Nasıl mı?
Lafı hiç dolandırmadan söylüyorum.
Ekrem İmamoğlu, diğer vahim delilleri bir kenara bırakalım, rakip
aday ile aralarındaki farkın 17 bin azalmasının bile seçimi
sakatlayan başat faktör olduğunu kabul edip “Ortada böyle bir
usulsüzlük, rakip adayın ve ona oy verenlerin kafasında şüphe varsa
ben kendimi, seçimin galibi sayamam. SEÇİMLERİN YENİLENMESİNİ asıl
ben talep ediyorum” açıklamasını yaptığı takdirde tarihe geçer
ve bu şaibeyle ne kendisinin ne de partisinin hiçbir ilgisinin
olmadığını ispat eder.
Gaz vermek ya da oyuna getirmek için değil, samimi bir tavsiye
olarak dillendiriyorum bunu.
Tarih böyle zamanlarda, böyle adımlar atılarak yazılır. Ekrem
İmamoğlu daha fazla didişmektense bu açıklamayı yaparak,
yenilenecek seçime de büyük bir avantajla girer. Hem
kendisi, hem de partisinin itibarını artırır.

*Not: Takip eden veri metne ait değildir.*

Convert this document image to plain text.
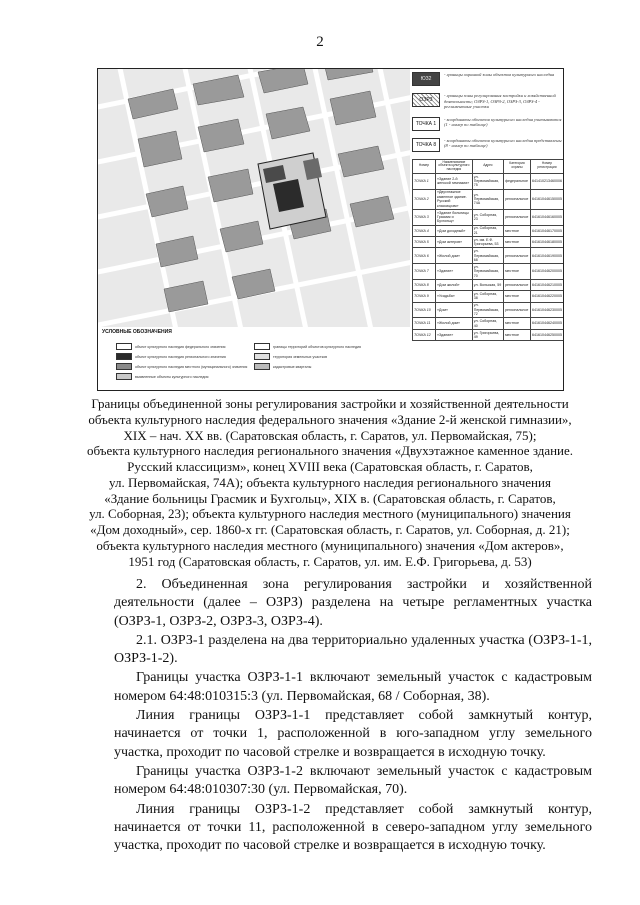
2
ЮЗ2
- границы охранной зоны объектов культурного наследия
ОЗРЗ
- границы зоны регулирования застройки и хозяйственной деятельности; ОЗРЗ-1, ОЗРЗ-2, ОЗРЗ-3, ОЗРЗ-4 - регламентные участки
ТОЧКА 1
- координаты объектов культурного наследия учитываются (1 - номер по таблице)
ТОЧКА 8
- координаты объектов культурного наследия представлены (8 - номер по таблице)
Номер	Наименование объекта культурного наследия	Адрес	Категория охраны	Номер регистрации
ТОЧКА 1	«Здание 2-й женской гимназии»	ул. Первомайская, 75	федеральное	641410213460006
ТОЧКА 2	«Двухэтажное каменное здание. Русский классицизм»	ул. Первомайская, 74А	региональное	641610446150005
ТОЧКА 3	«Здание больницы Грасмик и Бухгольц»	ул. Соборная, 23	региональное	641610446160005
ТОЧКА 4	«Дом доходный»	ул. Соборная, 21	местное	641610446170005
ТОЧКА 5	«Дом актеров»	ул. им. Е.Ф. Григорьева, 53	местное	641610446180005
ТОЧКА 6	«Жилой дом»	ул. Первомайская, 68	региональное	641610446190005
ТОЧКА 7	«Здание»	ул. Первомайская, 70	местное	641610446200005
ТОЧКА 8	«Дом жилой»	ул. Вольская, 59	региональное	641610446210005
ТОЧКА 9	«Усадьба»	ул. Соборная, 38	местное	641610446220005
ТОЧКА 10	«Дом»	ул. Первомайская, 72	региональное	641610446230005
ТОЧКА 11	«Жилой дом»	ул. Соборная, 40	местное	641610446240005
ТОЧКА 12	«Здание»	ул. Григорьева, 49	местное	641610446250005
УСЛОВНЫЕ ОБОЗНАЧЕНИЯ
объект культурного наследия федерального значения
объект культурного наследия регионального значения
объект культурного наследия местного (муниципального) значения
выявленные объекты культурного наследия
границы территорий объектов культурного наследия
территория земельных участков
кадастровые кварталы

Границы объединенной зоны регулирования застройки и хозяйственной деятельности

объекта культурного наследия федерального значения «Здание 2-й женской гимназии»,

XIX – нач. XX вв. (Саратовская область, г. Саратов, ул. Первомайская, 75);

объекта культурного наследия регионального значения «Двухэтажное каменное здание.

Русский классицизм», конец XVIII века (Саратовская область, г. Саратов,

ул. Первомайская, 74А); объекта культурного наследия регионального значения

«Здание больницы Грасмик и Бухгольц», XIX в. (Саратовская область, г. Саратов,

ул. Соборная, 23); объекта культурного наследия местного (муниципального) значения

«Дом доходный», сер. 1860-х гг. (Саратовская область, г. Саратов, ул. Соборная, д. 21);

объекта культурного наследия местного (муниципального) значения «Дом актеров»,

1951 год (Саратовская область, г. Саратов, ул. им. Е.Ф. Григорьева, д. 53)

2. Объединенная зона регулирования застройки и хозяйственной деятельности (далее – ОЗРЗ) разделена на четыре регламентных участка (ОЗРЗ-1, ОЗРЗ-2, ОЗРЗ-3, ОЗРЗ-4).

2.1. ОЗРЗ-1 разделена на два территориально удаленных участка (ОЗРЗ-1-1, ОЗРЗ-1-2).

Границы участка ОЗРЗ-1-1 включают земельный участок с кадастровым номером 64:48:010315:3 (ул. Первомайская, 68 / Соборная, 38).

Линия границы ОЗРЗ-1-1 представляет собой замкнутый контур, начинается от точки 1, расположенной в юго-западном углу земельного участка, проходит по часовой стрелке и возвращается в исходную точку.

Границы участка ОЗРЗ-1-2 включают земельный участок с кадастровым номером 64:48:010307:30 (ул. Первомайская, 70).

Линия границы ОЗРЗ-1-2 представляет собой замкнутый контур, начинается от точки 11, расположенной в северо-западном углу земельного участка, проходит по часовой стрелке и возвращается в исходную точку.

Seçimin bittiği saatten başlayarak izlediği “Mazbatamı
isterim” söylemi etrafında şekillenen taktik, en azından
halkın yarısının gözünde sevimsiz ve itici bulundu. Bu satırlar
yazıldığında kendisinin mazbatayı almak üzere İl Seçim
Kuruluna gideceği haberleri geliyordu. Nihayet kavuşacak
ona.
Ama dediğim gibi, bu seçim, hileli ve şaibeli bir
seçim olarak tarihe geçecek. Ekrem İmamoğlu da böyle bir
seçimin Belediye Başkanı olarak anılacak.